Municipal solid wastes have become the new source of clean energy in the 21st century. There are several techniques that have been applied to ensure that these environmental projects remain cost effective and friendly to the environment. For instance, combustion effectively destroys solid wastes with release of energy without significantly causing environmental pollution. However, combustion is only viable for organic matter that burns up to release carbon dioxide as the only major pollutant. Although, carbon dioxide considerably contributes to the formation of acid rain, its release can be effectively regulated at relatively low costs. This can be achieved by the use of carbon dioxide absorbers, or by passing it through chambers, where it is dissolved in water to make commercial carbonic acid. Nonetheless, combustion should not be used for inorganic industrial wastes, because the byproducts could be more harmful to health that the solid wastes them. For instance, inorganic phosphates would burn up to release sulfur dioxide that could form more harmful by product, sulfuric acid (Horstman, 2007).

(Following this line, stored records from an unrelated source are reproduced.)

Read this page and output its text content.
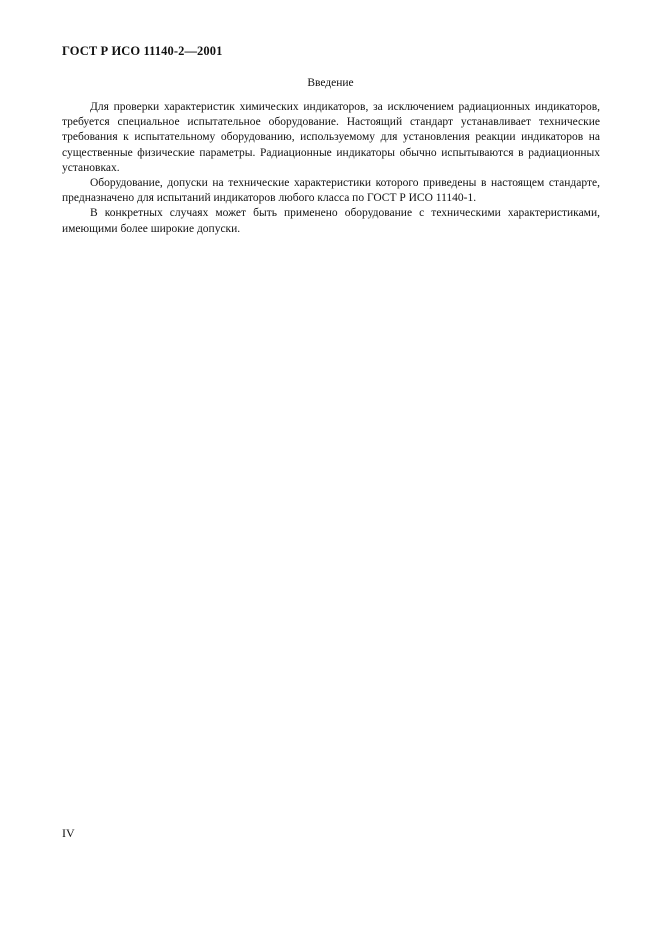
ГОСТ Р ИСО 11140-2—2001
Введение

Для проверки характеристик химических индикаторов, за исключением радиационных индикаторов, требуется специальное испытательное оборудование. Настоящий стандарт устанавливает технические требования к испытательному оборудованию, используемому для установления реакции индикаторов на существенные физические параметры. Радиационные индикаторы обычно испытываются в радиационных установках.

Оборудование, допуски на технические характеристики которого приведены в настоящем стандарте, предназначено для испытаний индикаторов любого класса по ГОСТ Р ИСО 11140-1.

В конкретных случаях может быть применено оборудование с техническими характеристиками, имеющими более широкие допуски.

IV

The other technique that has been employed in generating energy from waste products includes pyrolysis. This is basically the process of decomposing wastes, where organic matter is burned at elevated temperatures under oxygen free conditions. Ideally, this technique has significant controls that ensure that the release of byproducts into the environment is done systematically without posing much public health risks. Basically, pyrolysis causes irreversible change in the chemical, as well as the physical composition of the waste products to release their energy contents. For instance, in the decomposition of wood, pyrolysis is done at elevated temperature of about 250 degrees centigrade. This causes production of gas and other liquids, thereby leaving behind solid mass that is almost very rich in its carbon content. On the other hand, the gasification technique has been widely applied in the utilization of solid wastes to generate energy. This process focuses on converting the organic matter into gaseous carbons that can then be used as fuels. Usually, the solid wastes are decomposed at extremely high temperatures of about 700 degrees centigrade under the controlled oxygen and moisture levels. The entire process leads to the formation of synthetic gas that is basically a mixture of several gases. In order to reap maximum benefits from the gases produced, the mixture is usually separated into single gas compositions and sold as pure gases. This can also be done using plasma gasification process that focuses on using high temperatures to ionize gas that is then used to break down organic matter into the solid masses and gas mixtures. Although, the two methods are fundamentally the same, the use of ionized gas is generally more expensive and is hardly used (Beychok, 1975).
In conclusion, a great deal of wealth and health has been discovered in municipal solid wastes. Although, initially viewed as environmental contaminant, solid wastes can currently be used in the manufacture of gaseous products and to regulate environmental pollution. In fact, the United Nations consider this one of the greatest achievements of the century, especially considering that the new global challenge is environmental pollution.